It’s time to give the mikva keys to women
Voyeurism in the mikva is a grave violation of Jewish law and of the sacred trust between a community and its rabbi. It is particularly loathsome if, as charged, it involved abuse of converts who placed their trust in the converting rabbi.
I wanted to believe that Rabbi Barry Freundel — the Washington, DC, rabbi accused of trying to install a secret camera to spy on women entering the mikva, or ritual bath — was innocent of the charges leveled against him. Now, as details surface from day to day, I pray that this episode will not undermine religious observance and the work of thousands of devoted women who serve in mikvot, rain or shine. Mikva is a sacred religious obligation that Jewish women have performed faithfully for thousands of years, and so must it remain.
Rabbi Freundel will have his day in court. Wherever the truth lies, the allegations spotlight an anomaly that needs correction. While Orthodox communal institutions serve men and women alike, women are generally under-represented or absent from supervisory roles. Their absence is particularly acute in the case of mikvot, whose principal clients are women, and whose supervisors are typically men.
Mikva is a holy and private space for the community’s women, and it is a place where not just water runs deep. Consider a space overflowing with the prayers, vulnerability, and emotions of women in fertility treatments, women recovered from or in treatment for cancer, women hoping for better in their marriages, less observant women trying out a religious ritual for the first time, victims of domestic or sexual abuse, and women dealing with all the commonplace challenges of life.
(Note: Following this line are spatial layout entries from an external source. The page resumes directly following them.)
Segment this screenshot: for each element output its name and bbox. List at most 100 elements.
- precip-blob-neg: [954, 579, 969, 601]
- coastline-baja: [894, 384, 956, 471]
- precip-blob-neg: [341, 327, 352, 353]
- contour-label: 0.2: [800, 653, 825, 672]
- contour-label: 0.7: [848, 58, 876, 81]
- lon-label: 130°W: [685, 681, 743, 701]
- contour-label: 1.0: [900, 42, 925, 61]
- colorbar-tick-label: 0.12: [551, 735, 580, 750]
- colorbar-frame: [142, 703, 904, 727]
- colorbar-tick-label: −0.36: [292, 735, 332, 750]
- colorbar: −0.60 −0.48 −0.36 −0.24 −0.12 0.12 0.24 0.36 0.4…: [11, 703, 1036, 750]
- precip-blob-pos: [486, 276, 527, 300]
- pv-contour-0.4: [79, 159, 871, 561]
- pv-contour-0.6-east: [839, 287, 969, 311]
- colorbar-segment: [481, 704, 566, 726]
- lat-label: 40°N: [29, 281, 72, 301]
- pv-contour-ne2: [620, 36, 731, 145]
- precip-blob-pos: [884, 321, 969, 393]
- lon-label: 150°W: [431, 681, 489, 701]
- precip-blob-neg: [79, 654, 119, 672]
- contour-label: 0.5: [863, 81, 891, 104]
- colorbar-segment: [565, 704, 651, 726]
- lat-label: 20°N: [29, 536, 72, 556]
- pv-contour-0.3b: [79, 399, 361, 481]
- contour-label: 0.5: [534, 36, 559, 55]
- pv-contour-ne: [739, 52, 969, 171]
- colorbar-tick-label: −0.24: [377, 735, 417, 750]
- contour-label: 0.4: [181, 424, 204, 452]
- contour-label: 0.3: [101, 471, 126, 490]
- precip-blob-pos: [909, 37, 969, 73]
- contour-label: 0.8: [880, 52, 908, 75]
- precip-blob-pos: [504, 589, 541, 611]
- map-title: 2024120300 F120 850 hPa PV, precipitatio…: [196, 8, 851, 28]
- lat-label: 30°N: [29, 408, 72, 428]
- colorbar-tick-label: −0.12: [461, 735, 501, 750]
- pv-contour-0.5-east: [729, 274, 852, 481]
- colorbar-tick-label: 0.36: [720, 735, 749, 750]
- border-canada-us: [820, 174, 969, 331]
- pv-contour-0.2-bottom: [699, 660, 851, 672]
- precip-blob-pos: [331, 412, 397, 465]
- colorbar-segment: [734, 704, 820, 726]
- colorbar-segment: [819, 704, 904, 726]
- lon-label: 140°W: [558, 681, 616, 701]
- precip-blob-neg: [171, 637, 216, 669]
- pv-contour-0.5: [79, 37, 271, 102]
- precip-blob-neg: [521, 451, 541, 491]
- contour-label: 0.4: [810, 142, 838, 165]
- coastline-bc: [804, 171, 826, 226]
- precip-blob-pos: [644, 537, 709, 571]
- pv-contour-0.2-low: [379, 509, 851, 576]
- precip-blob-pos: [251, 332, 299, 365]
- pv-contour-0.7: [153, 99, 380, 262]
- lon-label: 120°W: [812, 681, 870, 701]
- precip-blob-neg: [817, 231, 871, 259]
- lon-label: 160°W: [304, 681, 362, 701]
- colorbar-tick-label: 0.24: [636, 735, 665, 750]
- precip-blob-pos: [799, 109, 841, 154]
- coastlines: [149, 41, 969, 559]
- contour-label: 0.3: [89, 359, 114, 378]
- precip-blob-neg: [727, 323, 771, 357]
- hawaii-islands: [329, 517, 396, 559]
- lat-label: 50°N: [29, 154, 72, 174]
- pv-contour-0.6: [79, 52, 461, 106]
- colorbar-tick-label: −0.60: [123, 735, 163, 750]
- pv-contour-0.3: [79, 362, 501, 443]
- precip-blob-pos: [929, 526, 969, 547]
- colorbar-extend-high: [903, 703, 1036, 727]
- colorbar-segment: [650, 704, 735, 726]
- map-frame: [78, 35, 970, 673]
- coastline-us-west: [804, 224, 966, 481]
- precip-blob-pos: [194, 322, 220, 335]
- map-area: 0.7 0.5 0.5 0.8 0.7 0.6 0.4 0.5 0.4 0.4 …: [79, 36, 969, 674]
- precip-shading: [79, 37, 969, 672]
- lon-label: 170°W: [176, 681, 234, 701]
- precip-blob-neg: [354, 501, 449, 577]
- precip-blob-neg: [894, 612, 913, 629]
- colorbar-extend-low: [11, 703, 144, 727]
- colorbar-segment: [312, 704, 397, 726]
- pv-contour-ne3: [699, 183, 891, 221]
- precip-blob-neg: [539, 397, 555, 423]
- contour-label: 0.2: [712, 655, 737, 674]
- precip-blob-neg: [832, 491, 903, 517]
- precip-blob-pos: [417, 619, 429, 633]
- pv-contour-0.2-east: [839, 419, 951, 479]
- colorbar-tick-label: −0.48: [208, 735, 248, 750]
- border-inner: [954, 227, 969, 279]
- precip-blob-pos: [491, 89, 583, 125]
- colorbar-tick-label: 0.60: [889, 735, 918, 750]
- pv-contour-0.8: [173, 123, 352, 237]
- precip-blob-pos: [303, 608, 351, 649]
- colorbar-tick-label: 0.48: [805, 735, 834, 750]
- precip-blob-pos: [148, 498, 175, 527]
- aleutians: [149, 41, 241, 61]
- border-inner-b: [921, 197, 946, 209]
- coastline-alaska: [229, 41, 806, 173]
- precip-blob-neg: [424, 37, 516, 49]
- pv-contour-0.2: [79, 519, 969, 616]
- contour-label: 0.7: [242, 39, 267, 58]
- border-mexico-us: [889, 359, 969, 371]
Most mikvot today are well-run, and supported by the tireless, unsung work of women and men. But the present allegations should serve as a warning signal, and prompt us to correct conditions that invite abuse. If in the past we lacked female Torah scholars who could supervise mikvot, today that has changed. By this summer, NISHMAT, The Jeanie Schottenstein Center For Advanced Torah Study For Women, will have qualified more than 100 Yoatzot Halacha, women scholars in the laws of mikva and family purity. Nine are presently serving in North America, including the Jersey Shore area, with widespread rabbinic backing. Later this year, they will be joined by seven more who are presently studying to be Yoatzot Halacha through Nishmat’s Miriam Glaubach Center in the United States. These women could serve as regional mikva supervisors, working closely with community rabbis.
Educators must teach and inspire women to use the mikva faithfully. But it is the community’s and its leadership’s responsibility to prevent abuse and to create the conditions that encourage proper observance. No man should have the keys to a women’s mikva. The time has come to listen to the needs of women and to include women.